15 Eylül 2021 tarihinde Amerika Birleşik Devletleri (ABD), İngiltere ve Avustralya’nın bir araya gelerek oluşturdukları AUKUS ittifakı, Güney Çin Denizi’nde Çin’i çevreleme stratejisinin yeni bir hamlesi olarak görülmüştür. Bununla birlikte Şanghay İşbirliği Örgütü’nün (ŞİÖ) Afganistan’daki mevcut durumu görüşmek üzere toplandığı Duşenbe Zirvesi’nde İran’ın örgüte tam üye olması da Çin’in ABD’ye karşı hamlesi olarak yorumlanmıştır. İki süper gücün söz konusu misilleme eylemleri, yeni bir “Soğuk Savaş”ın kapıda olduğunu göstermektedir.
Bu kapsamda Ankara Kriz ve Siyaset Araştırmaları Merkezi (ANKASAM), ABD ile Çin arasında yaşanan rekabetin geleceğini değerlendirmek üzere alanının önde gelen uzman ve akademisyenden alınan görüşleri dikkatlerinize sunmaktadır.
Dr. Öğr. Üyesi Emre OZAN (ANKASAM Türk Dış Politikası Danışmanı)
Son yıllarda uluslararası sistemde çok kutupluluğun pekiştiğini ve büyük güçler arasındaki rekabetin ön plana çıktığını vurgulayan Dr. Öğr. Üyesi Emre Ozan, “Soğuk Savaş sonrasında ABD, tek kutuplu bir sistemin hegemon gücü konumundaydı. Dünya siyaseti, ABD liderliğindeki liberal ve demokrat ülkeler ile bu hegemonyaya karşı dağınık ve tepkisel duruş sergileyen aktörlerin meydan okumaları şeklinde bir yapıya sahipti. 11 Eylül saldırıları sonrasında Washington yönetimi, hegemonyasını pekiştirmek ve radikal terör örgütlerinden kaynaklanan tehditleri ortadan kaldırmak üzere küresel terörizme karşı savaş ilan etmiştir. Fakat ABD’nin Afganistan’dan çekilmesiyle bu süreç sona ermiş görünmektedir.” yorumunu yaptı.
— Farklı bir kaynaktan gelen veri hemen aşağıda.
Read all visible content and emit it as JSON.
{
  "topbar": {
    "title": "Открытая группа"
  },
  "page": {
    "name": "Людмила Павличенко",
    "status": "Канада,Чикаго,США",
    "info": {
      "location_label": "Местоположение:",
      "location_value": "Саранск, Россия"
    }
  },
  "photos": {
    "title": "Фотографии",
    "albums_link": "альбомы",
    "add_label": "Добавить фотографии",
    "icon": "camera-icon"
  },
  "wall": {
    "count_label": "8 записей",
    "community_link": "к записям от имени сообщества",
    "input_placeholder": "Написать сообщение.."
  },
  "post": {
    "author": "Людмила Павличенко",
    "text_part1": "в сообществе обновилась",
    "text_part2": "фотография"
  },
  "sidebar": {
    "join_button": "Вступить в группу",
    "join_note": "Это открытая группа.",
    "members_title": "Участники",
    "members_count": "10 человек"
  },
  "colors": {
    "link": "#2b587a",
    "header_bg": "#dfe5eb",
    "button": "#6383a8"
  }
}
Ozan, “Aslında askeri güç kullanarak Ortadoğu’yu dizayn etme politikasının başarısızlığı uzun zamandır bilinen bir durumdur. Barack Obama döneminden beri ABD, bu politikadan uzaklaşma arayışındadır. Yani Washington yönetimi, artık esas tehdit olarak Çin’in yükselişini kabul etmektedir. Bu çerçevede Çin’i çevrelemeye ve ittifaklar yoluyla dengelemeye yönelik bir politikaya geçilmiştir. Bu durum, doğal olarak yeni bir Soğuk Savaş’ın başlayıp başlamadığı sorusunu akla getirmektedir. Washington, bu konuda farklı mesajlar vermektedir. ABD Başkanı Joe Biden, geçtiğimiz günlerde Birleşmiş Milletler (BM) Genel Kurulu’nda yaptığı konuşmada, yeni bir Soğuk Savaş istemediklerini ve tüm ülkelerle barışçıl ilişkiler kurma arayışında olduklarını beyan etmişti. Fakat yaşanan gelişmeler tam tersi yöndedir.” dedi.
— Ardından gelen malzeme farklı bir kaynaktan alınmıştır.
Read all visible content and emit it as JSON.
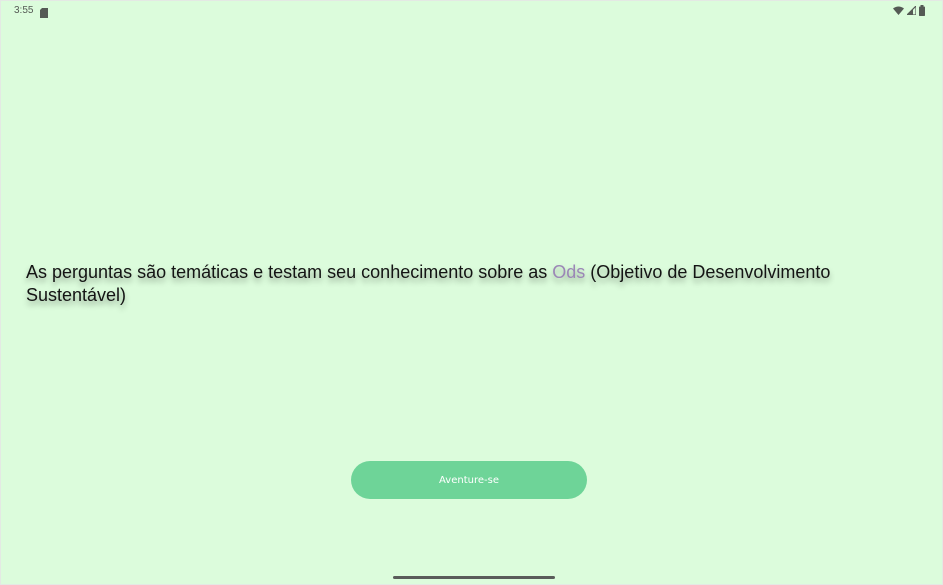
{
  "status_bar": {
    "time": "3:55",
    "icons": [
      "sd-card-icon",
      "wifi-icon",
      "cellular-signal-icon",
      "battery-icon"
    ]
  },
  "intro": {
    "text_before": " As perguntas são temáticas e testam seu conhecimento sobre as ",
    "highlight": "Ods",
    "text_after": " (Objetivo de Desenvolvimento Sustentável)"
  },
  "cta": {
    "label": "Aventure-se"
  },
  "colors": {
    "background": "#dcfcdc",
    "button": "#6ed498",
    "highlight": "#9b86b6"
  }
}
Ozan, “İngiltere ve Avustralya’yla kurulmak istenen ittifak, ABD’nin Çin’i tehdit olarak algılayan ülkelerle ortaklık arayışında olduğunu göstermektedir. Söz konusu ittifakın özellikle de Pekin’in Güney Çin Denizi’ndeki askeri yayılmasına bir tepki olarak ortaya çıktığı söylenebilir. Dolayısıyla mevzubahis bölge, uluslararası sistemdeki yeni gerginlik alanlarından birine dönüşebilir. Fakat ABD’nin Afganistan’dan çekilmesini de bu çerçevede yorumlayabiliriz. ABD, söz konusu hamlesiyle Çin’in yakın çevresinde ve özellikle de Kuşak Yol Girişimi güzergahında bir istikrarsızlık alanının oluşmasına imkân vermiştir. Çin de buna karşı Pakistan’la ve İran’la ilişkilerini güçlendirerek bölgesel istikrarı sağlama arayışındadır.” ifadelerini kullandı.
Son olarak Ozan, “Bütün bu gelişmeler, yani tarafların karşılıklı olarak birtakım ittifaklara yönelmeleri, yeni bir Soğuk Savaş’ın başlamak üzere olduğuna işaret etmektedir. Fakat bu yeni dönemin kendine has dinamikleri olacaktır. Sistemin çok kutuplu yapısı nedeniyle çok farklı ittifak seçenekleri mümkün görünmektedir. Dolayısıyla uluslararası sistemde yeni bir döneme girildiği belirtilse de bu dönemin beraberinde nasıl bir yapı getireceğini öngörmek kolay değildir.” diyerek değerlendirmelerini noktaladı.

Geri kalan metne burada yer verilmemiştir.